我在测试环境中运行spark结构化流媒体。它有时会发生作业失败,并且找不到某个检查点文件。
一个原因可能是kafka主题的保留时间非常短。但我已将.option("failOnDataLoss", "false")
添加到SparkSession。
我对火花检查点有一些基本的(非常基本的)理解。我想如果我删除了检查点目录就应该恢复它。但正如我测试的那样,一旦发生此错误,删除目录并没有帮助。我需要使用不同的检查点目录来修复它。
删除检查点目录的任何原因都不起作用?或者有一种方法/选项可以帮助避免此错误吗?
diagnostics: User class threw exception: org.apache.spark.sql.streaming.StreamingQueryException: Job aborted due to stage failure: Task 4 in stage 1.0 failed 4 times, most recent failure: Lost task 4.3 in stage 1.0 (TID 14, master-testspark.runspark.com, executor 2): java.lang.IllegalStateException: Error reading delta file consumer-cp3/state/0/4/1.delta of HDFSStateStoreProvider[id = (op=0, part=4), dir = consumer-cp3/state/0/4]: consumer-cp3/state/0/4/1.delta does not exist
at org.apache.spark.sql.execution.streaming.state.HDFSBackedStateStoreProvider.org$apache$spark$sql$execution$streaming$state$HDFSBackedStateStoreProvider$$updateFromDeltaFile(HDFSBackedStateStoreProvider.scala:410)
at org.apache.spark.sql.execution.streaming.state.HDFSBackedStateStoreProvider$$anonfun$org$apache$spark$sql$execution$streaming$state$HDFSBackedStateStoreProvider$$loadMap$1$$anonfun$6.apply(HDFSBackedStateStoreProvider.scala:362)
at org.apache.spark.sql.execution.streaming.state.HDFSBackedStateStoreProvider$$anonfun$org$apache$spark$sql$execution$streaming$state$HDFSBackedStateStoreProvider$$loadMap$1$$anonfun$6.apply(HDFSBackedStateStoreProvider.scala:359)
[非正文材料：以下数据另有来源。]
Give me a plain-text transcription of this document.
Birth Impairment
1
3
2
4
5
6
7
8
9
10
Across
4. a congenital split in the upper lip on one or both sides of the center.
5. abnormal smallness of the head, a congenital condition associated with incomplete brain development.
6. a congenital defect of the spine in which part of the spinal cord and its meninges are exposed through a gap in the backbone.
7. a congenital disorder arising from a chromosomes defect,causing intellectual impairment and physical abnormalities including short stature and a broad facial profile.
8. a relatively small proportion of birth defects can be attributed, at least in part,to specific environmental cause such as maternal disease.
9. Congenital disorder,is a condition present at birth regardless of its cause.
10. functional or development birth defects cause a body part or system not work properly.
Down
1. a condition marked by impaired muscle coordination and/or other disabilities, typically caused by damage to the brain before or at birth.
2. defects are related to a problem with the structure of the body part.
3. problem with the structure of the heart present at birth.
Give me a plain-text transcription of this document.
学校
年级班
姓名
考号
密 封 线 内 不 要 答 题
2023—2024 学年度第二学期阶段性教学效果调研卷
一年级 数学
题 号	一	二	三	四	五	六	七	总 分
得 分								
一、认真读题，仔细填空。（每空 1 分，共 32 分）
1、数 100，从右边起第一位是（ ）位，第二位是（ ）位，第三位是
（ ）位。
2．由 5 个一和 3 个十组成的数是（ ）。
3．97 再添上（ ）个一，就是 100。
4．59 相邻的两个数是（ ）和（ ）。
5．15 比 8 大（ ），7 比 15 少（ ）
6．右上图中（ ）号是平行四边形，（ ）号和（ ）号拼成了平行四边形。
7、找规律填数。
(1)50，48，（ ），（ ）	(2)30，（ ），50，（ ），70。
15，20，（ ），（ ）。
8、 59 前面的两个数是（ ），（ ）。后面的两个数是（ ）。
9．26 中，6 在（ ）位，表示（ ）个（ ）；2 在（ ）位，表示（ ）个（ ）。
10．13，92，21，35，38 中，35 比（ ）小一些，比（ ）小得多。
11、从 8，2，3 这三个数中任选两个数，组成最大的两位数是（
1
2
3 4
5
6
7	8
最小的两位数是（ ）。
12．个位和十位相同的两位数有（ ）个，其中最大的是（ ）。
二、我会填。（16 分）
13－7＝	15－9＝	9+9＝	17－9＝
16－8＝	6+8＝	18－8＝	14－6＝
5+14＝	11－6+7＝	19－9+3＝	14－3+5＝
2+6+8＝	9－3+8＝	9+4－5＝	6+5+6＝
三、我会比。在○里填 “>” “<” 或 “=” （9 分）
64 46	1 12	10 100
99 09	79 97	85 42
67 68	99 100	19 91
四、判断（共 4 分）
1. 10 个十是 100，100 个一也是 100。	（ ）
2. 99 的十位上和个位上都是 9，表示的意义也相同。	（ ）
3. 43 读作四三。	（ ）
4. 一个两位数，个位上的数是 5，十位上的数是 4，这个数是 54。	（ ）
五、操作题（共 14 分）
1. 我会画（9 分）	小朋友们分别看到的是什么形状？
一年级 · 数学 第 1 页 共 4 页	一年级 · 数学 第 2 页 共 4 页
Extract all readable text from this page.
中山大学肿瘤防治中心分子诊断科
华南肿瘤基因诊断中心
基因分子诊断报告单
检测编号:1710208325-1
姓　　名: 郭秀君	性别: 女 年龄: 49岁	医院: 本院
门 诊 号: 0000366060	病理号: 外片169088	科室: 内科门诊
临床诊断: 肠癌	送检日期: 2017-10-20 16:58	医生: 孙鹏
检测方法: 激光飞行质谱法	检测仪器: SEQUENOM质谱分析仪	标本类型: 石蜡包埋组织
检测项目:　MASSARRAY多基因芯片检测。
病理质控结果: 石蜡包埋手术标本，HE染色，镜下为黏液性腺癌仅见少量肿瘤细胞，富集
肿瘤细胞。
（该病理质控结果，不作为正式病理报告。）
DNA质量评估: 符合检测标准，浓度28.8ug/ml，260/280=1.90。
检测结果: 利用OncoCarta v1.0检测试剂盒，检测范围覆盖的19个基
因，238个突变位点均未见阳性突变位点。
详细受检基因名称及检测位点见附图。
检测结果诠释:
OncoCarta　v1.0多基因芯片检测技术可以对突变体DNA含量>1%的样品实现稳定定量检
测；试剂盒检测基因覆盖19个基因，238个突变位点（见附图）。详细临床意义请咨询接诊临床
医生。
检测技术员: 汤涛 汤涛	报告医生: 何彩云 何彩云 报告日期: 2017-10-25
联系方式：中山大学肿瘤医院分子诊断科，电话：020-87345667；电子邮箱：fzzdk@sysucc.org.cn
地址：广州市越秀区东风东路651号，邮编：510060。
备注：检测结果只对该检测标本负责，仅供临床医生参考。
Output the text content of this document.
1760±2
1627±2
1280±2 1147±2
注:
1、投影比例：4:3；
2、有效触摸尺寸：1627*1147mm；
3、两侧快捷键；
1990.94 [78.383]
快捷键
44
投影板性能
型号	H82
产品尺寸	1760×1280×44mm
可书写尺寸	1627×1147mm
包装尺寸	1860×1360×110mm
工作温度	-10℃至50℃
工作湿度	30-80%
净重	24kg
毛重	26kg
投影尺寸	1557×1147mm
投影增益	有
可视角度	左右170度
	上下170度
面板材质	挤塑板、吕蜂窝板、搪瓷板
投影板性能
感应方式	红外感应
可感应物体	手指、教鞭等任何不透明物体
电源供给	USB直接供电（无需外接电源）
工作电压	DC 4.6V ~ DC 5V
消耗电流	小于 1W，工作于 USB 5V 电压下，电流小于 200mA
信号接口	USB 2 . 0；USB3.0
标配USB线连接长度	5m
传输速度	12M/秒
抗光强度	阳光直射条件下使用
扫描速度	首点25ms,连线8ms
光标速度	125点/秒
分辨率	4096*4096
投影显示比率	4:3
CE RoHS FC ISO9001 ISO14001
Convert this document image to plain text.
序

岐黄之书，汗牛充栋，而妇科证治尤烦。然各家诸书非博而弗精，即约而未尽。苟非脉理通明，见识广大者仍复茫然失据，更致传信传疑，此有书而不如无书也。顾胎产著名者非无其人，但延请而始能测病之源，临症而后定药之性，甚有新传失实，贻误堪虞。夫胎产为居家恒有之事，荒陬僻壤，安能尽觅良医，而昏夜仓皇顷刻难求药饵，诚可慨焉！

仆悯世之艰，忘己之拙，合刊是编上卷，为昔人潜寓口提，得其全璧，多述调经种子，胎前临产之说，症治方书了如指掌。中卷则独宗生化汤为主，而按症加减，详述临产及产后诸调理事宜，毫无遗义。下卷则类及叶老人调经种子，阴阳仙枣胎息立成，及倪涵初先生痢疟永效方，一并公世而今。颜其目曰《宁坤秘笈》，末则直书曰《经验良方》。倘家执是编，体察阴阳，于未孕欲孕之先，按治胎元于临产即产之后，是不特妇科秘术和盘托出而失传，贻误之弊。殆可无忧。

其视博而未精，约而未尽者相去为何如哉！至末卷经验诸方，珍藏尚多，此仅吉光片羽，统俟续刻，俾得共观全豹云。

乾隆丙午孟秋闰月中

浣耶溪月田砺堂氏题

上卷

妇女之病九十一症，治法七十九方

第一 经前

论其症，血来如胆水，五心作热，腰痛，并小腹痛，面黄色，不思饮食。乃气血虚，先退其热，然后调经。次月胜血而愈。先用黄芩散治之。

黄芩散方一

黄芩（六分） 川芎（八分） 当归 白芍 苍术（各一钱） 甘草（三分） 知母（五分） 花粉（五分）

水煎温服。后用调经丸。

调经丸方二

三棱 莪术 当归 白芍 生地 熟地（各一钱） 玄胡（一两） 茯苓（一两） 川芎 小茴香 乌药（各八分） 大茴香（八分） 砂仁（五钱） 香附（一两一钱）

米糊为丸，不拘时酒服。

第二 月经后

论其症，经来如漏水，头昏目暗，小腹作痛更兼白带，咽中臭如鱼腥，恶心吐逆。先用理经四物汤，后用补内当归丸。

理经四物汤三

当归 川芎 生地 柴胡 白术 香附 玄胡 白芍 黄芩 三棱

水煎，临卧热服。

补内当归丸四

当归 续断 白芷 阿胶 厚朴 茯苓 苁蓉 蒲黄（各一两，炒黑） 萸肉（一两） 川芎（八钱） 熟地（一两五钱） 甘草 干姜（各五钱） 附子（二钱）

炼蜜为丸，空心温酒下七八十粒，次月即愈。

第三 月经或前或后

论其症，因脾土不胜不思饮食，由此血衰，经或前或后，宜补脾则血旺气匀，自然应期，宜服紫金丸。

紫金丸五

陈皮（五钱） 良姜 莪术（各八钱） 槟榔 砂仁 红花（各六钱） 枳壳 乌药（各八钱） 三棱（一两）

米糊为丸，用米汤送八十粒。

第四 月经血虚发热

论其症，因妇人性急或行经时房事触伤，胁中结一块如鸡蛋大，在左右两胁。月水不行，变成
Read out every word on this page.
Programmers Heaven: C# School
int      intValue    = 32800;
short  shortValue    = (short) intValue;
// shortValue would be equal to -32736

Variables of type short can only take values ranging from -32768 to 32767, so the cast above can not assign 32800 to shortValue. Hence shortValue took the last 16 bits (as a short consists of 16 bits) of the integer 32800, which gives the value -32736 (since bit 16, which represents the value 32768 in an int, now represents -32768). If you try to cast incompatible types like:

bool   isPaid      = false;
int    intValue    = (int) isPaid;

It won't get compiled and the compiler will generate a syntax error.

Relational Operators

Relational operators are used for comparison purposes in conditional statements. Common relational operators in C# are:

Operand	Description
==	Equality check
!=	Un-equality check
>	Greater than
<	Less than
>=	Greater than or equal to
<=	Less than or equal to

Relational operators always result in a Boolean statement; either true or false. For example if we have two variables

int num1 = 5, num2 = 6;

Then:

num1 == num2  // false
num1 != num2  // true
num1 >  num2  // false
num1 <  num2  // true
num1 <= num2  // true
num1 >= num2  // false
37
at scala.Option.getOrElse(Option.scala:121)
at org.apache.spark.sql.execution.streaming.state.HDFSBackedStateStoreProvider$$anonfun$org$apache$spark$sql$execution$streaming$state$HDFSBackedStateStoreProvider$$loadMap$1.apply(HDFSBackedStateStoreProvider.scala:359)
at org.apache.spark.sql.execution.streaming.state.HDFSBackedStateStoreProvider$$anonfun$org$apache$spark$sql$execution$streaming$state$HDFSBackedStateStoreProvider$$loadMap$1.apply(HDFSBackedStateStoreProvider.scala:358)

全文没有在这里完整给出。